The 1st of our new cases is for someone with age 20 and 8 years of education. The forecast we produced is 1.40 with lower confidence interval boundary at -6.79 and the upper boundary at 9.58. So the model tells us that there is a 99% probability that a women aged 20 with 8 years of education would earn something between -6.79 and 9.58 dollars per hour. Clearly this is a huge confidence interval and in fact it reaches into negative hourly wages which don't really make sense. There are three reasons for this.

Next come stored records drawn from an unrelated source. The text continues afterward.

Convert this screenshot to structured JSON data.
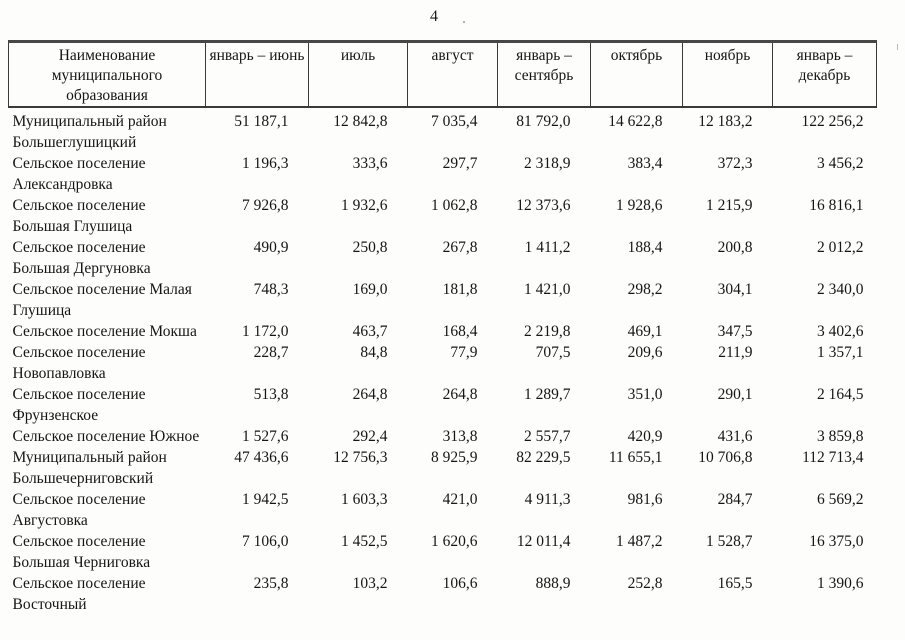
{
  "page": {
    "number": "4"
  },
  "table": {
    "headers": [
      "Наименование муниципального образования",
      "январь – июнь",
      "июль",
      "август",
      "январь – сентябрь",
      "октябрь",
      "ноябрь",
      "январь – декабрь"
    ],
    "rows": [
      {
        "name_lines": [
          "Муниципальный район",
          "Большеглушицкий"
        ],
        "values": [
          "51 187,1",
          "12 842,8",
          "7 035,4",
          "81 792,0",
          "14 622,8",
          "12 183,2",
          "122 256,2"
        ]
      },
      {
        "name_lines": [
          "Сельское поселение",
          "Александровка"
        ],
        "values": [
          "1 196,3",
          "333,6",
          "297,7",
          "2 318,9",
          "383,4",
          "372,3",
          "3 456,2"
        ]
      },
      {
        "name_lines": [
          "Сельское поселение",
          "Большая Глушица"
        ],
        "values": [
          "7 926,8",
          "1 932,6",
          "1 062,8",
          "12 373,6",
          "1 928,6",
          "1 215,9",
          "16 816,1"
        ]
      },
      {
        "name_lines": [
          "Сельское поселение",
          "Большая Дергуновка"
        ],
        "values": [
          "490,9",
          "250,8",
          "267,8",
          "1 411,2",
          "188,4",
          "200,8",
          "2 012,2"
        ]
      },
      {
        "name_lines": [
          "Сельское поселение Малая",
          "Глушица"
        ],
        "values": [
          "748,3",
          "169,0",
          "181,8",
          "1 421,0",
          "298,2",
          "304,1",
          "2 340,0"
        ]
      },
      {
        "name_lines": [
          "Сельское поселение Мокша"
        ],
        "values": [
          "1 172,0",
          "463,7",
          "168,4",
          "2 219,8",
          "469,1",
          "347,5",
          "3 402,6"
        ]
      },
      {
        "name_lines": [
          "Сельское поселение",
          "Новопавловка"
        ],
        "values": [
          "228,7",
          "84,8",
          "77,9",
          "707,5",
          "209,6",
          "211,9",
          "1 357,1"
        ]
      },
      {
        "name_lines": [
          "Сельское поселение",
          "Фрунзенское"
        ],
        "values": [
          "513,8",
          "264,8",
          "264,8",
          "1 289,7",
          "351,0",
          "290,1",
          "2 164,5"
        ]
      },
      {
        "name_lines": [
          "Сельское поселение Южное"
        ],
        "values": [
          "1 527,6",
          "292,4",
          "313,8",
          "2 557,7",
          "420,9",
          "431,6",
          "3 859,8"
        ]
      },
      {
        "name_lines": [
          "Муниципальный район",
          "Большечерниговский"
        ],
        "values": [
          "47 436,6",
          "12 756,3",
          "8 925,9",
          "82 229,5",
          "11 655,1",
          "10 706,8",
          "112 713,4"
        ]
      },
      {
        "name_lines": [
          "Сельское поселение",
          "Августовка"
        ],
        "values": [
          "1 942,5",
          "1 603,3",
          "421,0",
          "4 911,3",
          "981,6",
          "284,7",
          "6 569,2"
        ]
      },
      {
        "name_lines": [
          "Сельское поселение",
          "Большая Черниговка"
        ],
        "values": [
          "7 106,0",
          "1 452,5",
          "1 620,6",
          "12 011,4",
          "1 487,2",
          "1 528,7",
          "16 375,0"
        ]
      },
      {
        "name_lines": [
          "Сельское поселение",
          "Восточный"
        ],
        "values": [
          "235,8",
          "103,2",
          "106,6",
          "888,9",
          "252,8",
          "165,5",
          "1 390,6"
        ]
      }
    ]
  }
}
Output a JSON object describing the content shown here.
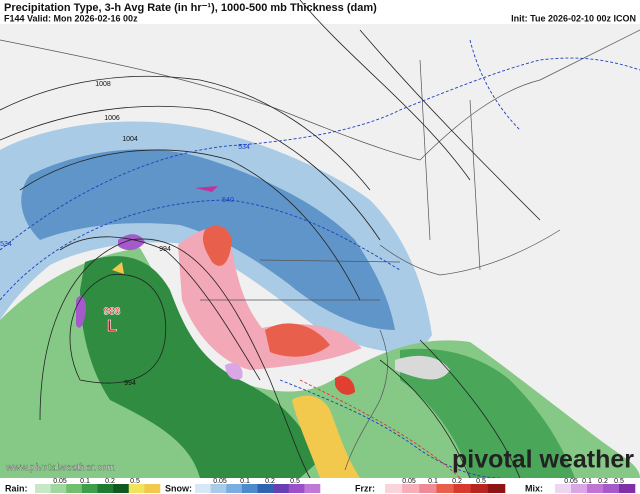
{
  "header": {
    "title": "Precipitation Type, 3-h Avg Rate (in hr⁻¹), 1000-500 mb Thickness (dam)",
    "valid": "F144 Valid: Mon 2026-02-16 00z",
    "init": "Init: Tue 2026-02-10 00z ICON"
  },
  "map": {
    "labels": [
      "1008",
      "1006",
      "1004",
      "534",
      "540",
      "534",
      "994",
      "988",
      "L",
      "994"
    ]
  },
  "watermark": {
    "url": "www.pivotalweather.com",
    "brand": "pivotal weather"
  },
  "legend": [
    {
      "name": "Rain:",
      "ticks": [
        "0.05",
        "0.1",
        "0.2",
        "0.5"
      ]
    },
    {
      "name": "Snow:",
      "ticks": [
        "0.05",
        "0.1",
        "0.2",
        "0.5"
      ]
    },
    {
      "name": "Frzr:",
      "ticks": [
        "0.05",
        "0.1",
        "0.2",
        "0.5"
      ]
    },
    {
      "name": "Mix:",
      "ticks": [
        "0.05",
        "0.1",
        "0.2",
        "0.5"
      ]
    }
  ]
}
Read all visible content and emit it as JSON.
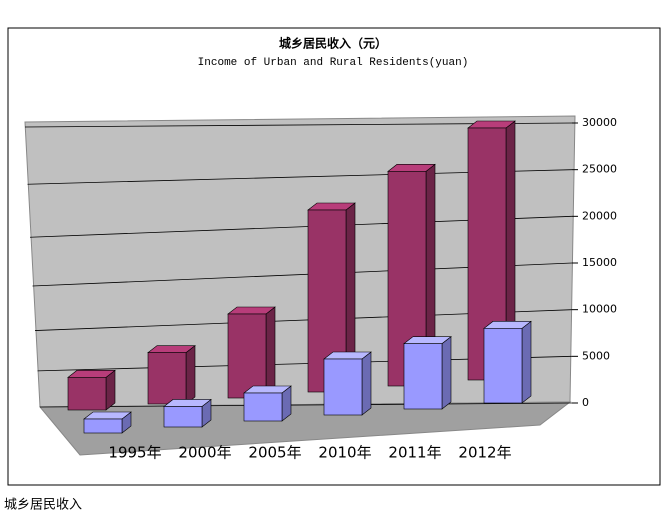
{
  "chart_data": {
    "type": "bar3d",
    "title": "城乡居民收入（元）",
    "subtitle": "Income of Urban and Rural Residents(yuan)",
    "categories": [
      "1995年",
      "2000年",
      "2005年",
      "2010年",
      "2011年",
      "2012年"
    ],
    "series": [
      {
        "color": "#993366",
        "values": [
          3500,
          5500,
          9000,
          19500,
          23000,
          27000
        ]
      },
      {
        "color": "#9999ff",
        "values": [
          1500,
          2200,
          3000,
          6000,
          7000,
          8000
        ]
      }
    ],
    "ylim": [
      0,
      30000
    ],
    "yticks": [
      0,
      5000,
      10000,
      15000,
      20000,
      25000,
      30000
    ],
    "grid": true
  },
  "caption": "城乡居民收入"
}
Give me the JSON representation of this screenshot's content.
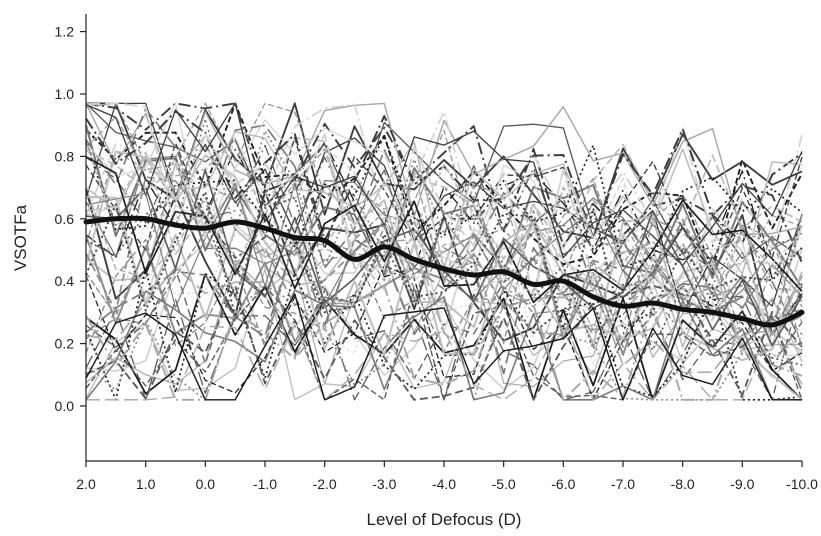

  1. We set a high level of confidence, resulting in a very wide interval
  2. Our conditioning values were at the lower range of observed ages and education levels. If we had used conditioning values closer to the respective averages we would get a narrower interval (try it!)
  3. We asked R to get us an interval for an individual by using interval = "prediction" which means that R also factors is the observed level of error variance.

The last point is important as it allows us to distinguish this from a slightly different type of confidence interval:

pr4 <- predict(lm1,new_df, level = 0.99, interval = "confidence")

All that has changed is the type of interval we asked for, interval = "confidence". Before discussing what the difference is, let's see how the result changes

new_df[1,]
##   age educ
## 1  20    8
pr4[1,]
##         fit         lwr         upr 
##  1.39745636 -0.05580818  2.85072091

We can see that the confidence interval is now much narrower, although we still have the same expected value of 1.40. The question this type of interval asks is the following. Assume you have many women aged 20 and with 8 years of education. What should you expect the average wage of these many women to be. Answer: With 99% probability, the model tells us, this value should be between -0.06 and 2.85.

Why does predicting an average produce such a narrower prediction interval. As you are calculating averages you are averaging out individual variation and hence we don't need to take that into account. This tends to massively reduce the width of the confidence interval.